Outre leur physionomie particulière, et certains détails du costume, les brahmanes se reconnaissent à la houppette de cheveux qu'ils portent en avant, houppette que tous autres rejettent en arrière. Les Naïrs se rasent la tête, ne ménageant qu'une boucle étroite et mince, nouée au bout, qu'ils étendent à plat sur le crâne; les femmes ont le bon sens de respecter leur longue chevelure, d'un noir éclatant. Teint brun olive, extrémités fines, taille élégante, maintien noble, port distingué. C'est une race bien venue, qui, au dire de Richard Burton, ressemble singulièrement aux portraits qu'on donnait, à la fin du dernier siècle, comme représentant les insulaires du Pacifique.

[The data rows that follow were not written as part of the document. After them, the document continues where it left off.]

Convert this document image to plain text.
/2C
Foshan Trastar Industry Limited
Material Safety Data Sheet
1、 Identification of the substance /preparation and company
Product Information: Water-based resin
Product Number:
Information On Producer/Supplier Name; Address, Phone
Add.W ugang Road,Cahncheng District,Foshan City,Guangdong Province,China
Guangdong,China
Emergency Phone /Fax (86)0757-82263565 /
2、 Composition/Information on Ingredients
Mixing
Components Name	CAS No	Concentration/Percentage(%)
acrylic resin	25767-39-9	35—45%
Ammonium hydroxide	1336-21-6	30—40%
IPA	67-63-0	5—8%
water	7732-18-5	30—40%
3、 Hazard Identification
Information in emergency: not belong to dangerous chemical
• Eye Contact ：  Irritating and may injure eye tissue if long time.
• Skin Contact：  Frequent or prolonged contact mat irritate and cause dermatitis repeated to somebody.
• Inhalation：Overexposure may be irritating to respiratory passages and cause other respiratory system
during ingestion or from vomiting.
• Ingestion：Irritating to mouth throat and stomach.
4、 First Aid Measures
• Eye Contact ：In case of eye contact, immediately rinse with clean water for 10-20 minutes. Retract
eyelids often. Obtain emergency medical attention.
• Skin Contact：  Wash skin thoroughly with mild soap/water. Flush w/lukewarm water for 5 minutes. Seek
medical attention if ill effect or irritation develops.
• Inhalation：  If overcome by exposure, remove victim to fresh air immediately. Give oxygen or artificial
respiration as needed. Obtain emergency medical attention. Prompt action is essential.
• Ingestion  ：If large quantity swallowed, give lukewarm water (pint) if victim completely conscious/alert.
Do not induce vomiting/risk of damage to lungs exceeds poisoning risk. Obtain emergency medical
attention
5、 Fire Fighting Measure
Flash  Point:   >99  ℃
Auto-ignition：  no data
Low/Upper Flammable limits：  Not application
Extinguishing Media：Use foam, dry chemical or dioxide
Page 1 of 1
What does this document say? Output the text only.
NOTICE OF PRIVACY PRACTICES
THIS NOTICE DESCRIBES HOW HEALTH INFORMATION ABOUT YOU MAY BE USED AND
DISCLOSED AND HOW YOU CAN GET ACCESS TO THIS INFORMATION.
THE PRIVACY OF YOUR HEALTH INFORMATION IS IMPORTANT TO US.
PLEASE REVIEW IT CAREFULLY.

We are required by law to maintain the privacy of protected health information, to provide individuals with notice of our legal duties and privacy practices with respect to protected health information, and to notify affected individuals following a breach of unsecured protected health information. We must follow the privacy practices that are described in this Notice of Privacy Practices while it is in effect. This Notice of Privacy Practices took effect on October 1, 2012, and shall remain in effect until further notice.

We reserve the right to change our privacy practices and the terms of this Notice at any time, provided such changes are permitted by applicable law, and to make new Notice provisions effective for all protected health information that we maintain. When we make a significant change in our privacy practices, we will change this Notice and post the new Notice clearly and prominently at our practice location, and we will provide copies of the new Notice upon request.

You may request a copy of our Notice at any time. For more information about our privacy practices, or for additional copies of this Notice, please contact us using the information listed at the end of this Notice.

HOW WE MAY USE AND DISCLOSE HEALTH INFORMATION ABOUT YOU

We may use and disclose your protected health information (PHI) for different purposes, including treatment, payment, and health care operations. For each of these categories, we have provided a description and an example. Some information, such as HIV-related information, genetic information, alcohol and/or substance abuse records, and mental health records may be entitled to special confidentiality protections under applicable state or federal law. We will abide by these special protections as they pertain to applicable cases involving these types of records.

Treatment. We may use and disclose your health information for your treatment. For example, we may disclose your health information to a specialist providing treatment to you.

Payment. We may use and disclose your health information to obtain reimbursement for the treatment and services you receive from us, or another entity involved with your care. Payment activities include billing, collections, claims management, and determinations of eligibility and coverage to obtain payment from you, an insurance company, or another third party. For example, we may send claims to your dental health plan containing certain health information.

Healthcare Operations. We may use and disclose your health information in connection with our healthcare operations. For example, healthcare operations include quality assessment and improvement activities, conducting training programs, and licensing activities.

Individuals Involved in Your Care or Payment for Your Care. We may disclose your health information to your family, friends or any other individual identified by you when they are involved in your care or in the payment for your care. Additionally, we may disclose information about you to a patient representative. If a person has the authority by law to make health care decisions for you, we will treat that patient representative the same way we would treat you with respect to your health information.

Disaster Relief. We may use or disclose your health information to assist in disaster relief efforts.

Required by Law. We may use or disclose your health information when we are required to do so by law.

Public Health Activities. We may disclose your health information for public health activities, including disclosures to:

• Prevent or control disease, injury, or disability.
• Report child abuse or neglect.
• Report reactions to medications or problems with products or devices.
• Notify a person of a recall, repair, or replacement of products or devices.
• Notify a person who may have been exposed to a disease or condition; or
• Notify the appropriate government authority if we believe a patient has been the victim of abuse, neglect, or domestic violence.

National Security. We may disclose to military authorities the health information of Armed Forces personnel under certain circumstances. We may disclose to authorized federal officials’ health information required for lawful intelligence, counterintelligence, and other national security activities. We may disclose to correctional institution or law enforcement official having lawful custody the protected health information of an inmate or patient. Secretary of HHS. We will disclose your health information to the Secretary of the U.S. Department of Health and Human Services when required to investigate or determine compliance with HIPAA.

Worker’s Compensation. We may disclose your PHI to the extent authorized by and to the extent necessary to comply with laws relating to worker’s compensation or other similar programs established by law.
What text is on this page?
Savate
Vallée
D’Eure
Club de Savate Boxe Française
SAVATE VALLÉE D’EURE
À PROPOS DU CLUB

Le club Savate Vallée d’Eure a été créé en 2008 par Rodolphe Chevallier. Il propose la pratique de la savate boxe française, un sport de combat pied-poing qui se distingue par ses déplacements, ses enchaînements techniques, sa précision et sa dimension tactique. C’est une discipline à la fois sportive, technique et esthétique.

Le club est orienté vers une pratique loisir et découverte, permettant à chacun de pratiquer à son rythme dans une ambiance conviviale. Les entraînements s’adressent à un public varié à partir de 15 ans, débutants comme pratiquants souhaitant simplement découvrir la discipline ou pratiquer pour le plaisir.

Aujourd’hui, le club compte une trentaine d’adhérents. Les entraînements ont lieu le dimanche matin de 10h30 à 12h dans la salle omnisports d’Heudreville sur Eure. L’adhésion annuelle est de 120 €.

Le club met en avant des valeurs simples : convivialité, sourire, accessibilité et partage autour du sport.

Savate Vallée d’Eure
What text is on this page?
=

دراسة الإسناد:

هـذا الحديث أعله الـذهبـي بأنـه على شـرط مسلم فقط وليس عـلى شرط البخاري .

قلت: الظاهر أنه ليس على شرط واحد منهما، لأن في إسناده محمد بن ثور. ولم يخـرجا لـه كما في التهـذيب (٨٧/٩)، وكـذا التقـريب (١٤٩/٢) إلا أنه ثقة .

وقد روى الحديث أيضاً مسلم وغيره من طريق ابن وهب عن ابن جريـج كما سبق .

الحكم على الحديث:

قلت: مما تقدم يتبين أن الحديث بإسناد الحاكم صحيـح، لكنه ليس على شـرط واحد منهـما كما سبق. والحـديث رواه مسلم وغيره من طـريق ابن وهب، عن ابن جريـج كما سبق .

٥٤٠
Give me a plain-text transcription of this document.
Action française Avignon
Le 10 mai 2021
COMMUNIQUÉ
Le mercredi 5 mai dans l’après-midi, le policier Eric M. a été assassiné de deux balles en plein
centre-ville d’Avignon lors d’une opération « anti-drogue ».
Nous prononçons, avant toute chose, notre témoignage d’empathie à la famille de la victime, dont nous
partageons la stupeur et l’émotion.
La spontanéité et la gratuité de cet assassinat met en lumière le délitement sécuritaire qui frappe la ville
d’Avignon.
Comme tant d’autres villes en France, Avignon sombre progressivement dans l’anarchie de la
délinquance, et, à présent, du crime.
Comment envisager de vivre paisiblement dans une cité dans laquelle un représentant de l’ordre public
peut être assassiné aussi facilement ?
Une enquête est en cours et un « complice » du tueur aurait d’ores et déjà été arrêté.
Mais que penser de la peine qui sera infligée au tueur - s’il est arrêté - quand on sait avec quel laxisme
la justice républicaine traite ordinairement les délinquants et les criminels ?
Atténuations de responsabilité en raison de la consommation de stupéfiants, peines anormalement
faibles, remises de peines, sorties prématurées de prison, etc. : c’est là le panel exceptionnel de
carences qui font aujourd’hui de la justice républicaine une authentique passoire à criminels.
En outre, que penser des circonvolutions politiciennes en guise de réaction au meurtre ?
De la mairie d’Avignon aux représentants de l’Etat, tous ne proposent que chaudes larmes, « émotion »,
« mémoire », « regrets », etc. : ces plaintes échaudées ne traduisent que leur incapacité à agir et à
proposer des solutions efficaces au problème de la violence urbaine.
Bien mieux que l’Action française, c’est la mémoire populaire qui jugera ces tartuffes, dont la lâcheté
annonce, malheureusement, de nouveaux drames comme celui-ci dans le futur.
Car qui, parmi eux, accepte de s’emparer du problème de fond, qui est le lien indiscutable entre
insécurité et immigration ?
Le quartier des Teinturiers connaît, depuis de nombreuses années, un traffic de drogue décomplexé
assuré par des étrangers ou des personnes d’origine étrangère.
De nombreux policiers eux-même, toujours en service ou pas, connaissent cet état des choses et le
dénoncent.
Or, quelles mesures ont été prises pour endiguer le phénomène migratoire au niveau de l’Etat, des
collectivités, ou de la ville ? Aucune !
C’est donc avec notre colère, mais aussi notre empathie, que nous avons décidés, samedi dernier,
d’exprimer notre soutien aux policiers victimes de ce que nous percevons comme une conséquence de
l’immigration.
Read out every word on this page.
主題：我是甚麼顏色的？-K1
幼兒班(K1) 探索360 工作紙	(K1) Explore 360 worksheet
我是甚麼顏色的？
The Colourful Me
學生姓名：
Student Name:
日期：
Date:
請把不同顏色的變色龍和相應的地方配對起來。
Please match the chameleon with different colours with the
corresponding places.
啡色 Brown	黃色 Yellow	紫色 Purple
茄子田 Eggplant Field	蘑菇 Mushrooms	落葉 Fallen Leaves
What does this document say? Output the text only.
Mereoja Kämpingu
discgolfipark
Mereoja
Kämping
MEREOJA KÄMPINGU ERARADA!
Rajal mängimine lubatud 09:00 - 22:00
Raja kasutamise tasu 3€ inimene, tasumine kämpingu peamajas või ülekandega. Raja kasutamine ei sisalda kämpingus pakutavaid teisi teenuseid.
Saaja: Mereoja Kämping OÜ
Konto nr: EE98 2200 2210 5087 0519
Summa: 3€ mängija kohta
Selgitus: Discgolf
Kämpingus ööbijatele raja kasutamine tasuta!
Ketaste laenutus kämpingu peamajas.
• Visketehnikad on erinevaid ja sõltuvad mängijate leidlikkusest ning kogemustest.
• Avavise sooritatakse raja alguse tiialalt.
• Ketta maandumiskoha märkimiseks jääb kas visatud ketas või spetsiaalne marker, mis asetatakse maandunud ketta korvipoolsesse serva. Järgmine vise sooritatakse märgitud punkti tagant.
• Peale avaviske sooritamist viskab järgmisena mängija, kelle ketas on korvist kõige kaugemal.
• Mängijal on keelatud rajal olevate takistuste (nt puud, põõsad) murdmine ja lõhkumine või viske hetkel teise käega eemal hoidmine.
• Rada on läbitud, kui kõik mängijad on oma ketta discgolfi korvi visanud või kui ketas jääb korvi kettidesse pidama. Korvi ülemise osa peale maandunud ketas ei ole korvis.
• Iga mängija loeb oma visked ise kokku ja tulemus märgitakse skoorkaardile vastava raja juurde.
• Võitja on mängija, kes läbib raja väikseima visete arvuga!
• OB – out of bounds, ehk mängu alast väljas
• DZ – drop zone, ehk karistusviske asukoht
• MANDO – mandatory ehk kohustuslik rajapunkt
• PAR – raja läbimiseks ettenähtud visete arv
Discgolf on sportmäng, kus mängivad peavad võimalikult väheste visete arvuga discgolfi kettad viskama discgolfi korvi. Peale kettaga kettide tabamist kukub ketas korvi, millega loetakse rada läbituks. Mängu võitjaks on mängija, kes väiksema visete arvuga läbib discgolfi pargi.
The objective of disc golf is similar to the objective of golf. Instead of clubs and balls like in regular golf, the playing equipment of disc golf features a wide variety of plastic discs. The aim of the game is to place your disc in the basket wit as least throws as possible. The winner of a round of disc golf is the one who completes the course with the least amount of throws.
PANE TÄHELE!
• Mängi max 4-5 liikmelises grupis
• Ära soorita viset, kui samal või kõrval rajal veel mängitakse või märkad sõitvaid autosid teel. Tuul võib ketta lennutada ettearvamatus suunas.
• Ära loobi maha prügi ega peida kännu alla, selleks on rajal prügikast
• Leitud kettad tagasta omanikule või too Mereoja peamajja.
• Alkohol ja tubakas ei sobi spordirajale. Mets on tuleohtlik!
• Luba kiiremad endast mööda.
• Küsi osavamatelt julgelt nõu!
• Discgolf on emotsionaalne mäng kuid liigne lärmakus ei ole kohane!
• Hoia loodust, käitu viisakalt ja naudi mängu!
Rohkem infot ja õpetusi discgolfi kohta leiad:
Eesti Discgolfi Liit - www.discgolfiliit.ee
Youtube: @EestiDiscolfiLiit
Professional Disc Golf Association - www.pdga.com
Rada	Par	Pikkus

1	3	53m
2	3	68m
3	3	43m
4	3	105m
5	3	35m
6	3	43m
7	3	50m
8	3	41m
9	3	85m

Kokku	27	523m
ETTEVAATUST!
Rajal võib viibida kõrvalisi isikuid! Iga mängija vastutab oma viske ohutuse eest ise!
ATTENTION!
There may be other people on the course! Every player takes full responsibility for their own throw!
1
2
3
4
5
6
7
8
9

Les Naïrs de l'ancien type, autant de guerriers spartiates, autant de chevaliers d'une Cour d'Amour. Tous savaient au moins lire et écrire; mais leur principale éducation se faisait au gymnase et à la salle d'armes, où ils apprenaient à mépriser la fatigue, à ne pas se soucier des blessures, à montrer un courage indomptable qui souvent frisait la témérité et même la folie. Ils allaient au combat presque nus, jetaient avec une égale virtuosité leur lance en avant et en arrière, tiraient de l'arc avec une telle adresse, qu'il leur arrivait de piquer une seconde flèche dans la première[233]. Leur agilité extraordinaire les faisait redouter dans les combats des forêts et jungles. Ils se vouaient à la mort sans trop se faire prier, et alors un seul tenait pied contre cent. Ceux que le prince attachait à sa personne tenaient à honneur de ne pas lui survivre. Écoutons Pyrard qui les vit en leur beau temps:

[233] Graul, Reise nach Ost Indien.

«Les Naires... sont tous seigneurs du pays, et vivent de leurs revenus et de la pension que le roi leur donne. Ce sont les hommes les plus beaux, mieux formez et proportionnez que je vis jamais; ils sont de couleur basannée et olivastre, et tous de taille haute et alaigre; au demeurant, les meilleurs soldats du monde, hardis et courageux, fort adroits à manier les armes, avec une telle dextérité et souplesse de membres qu'ils se plient en toutes les postures qu'on sçaurait dire, de sorte qu'ils esquivent et parent subtilement tous les coups qu'on pourrait leur porter, et se lancent contre leurs ennemis en même temps[234]

[234] Voyage de François Pyrard (au commencement du XVIIe siècle).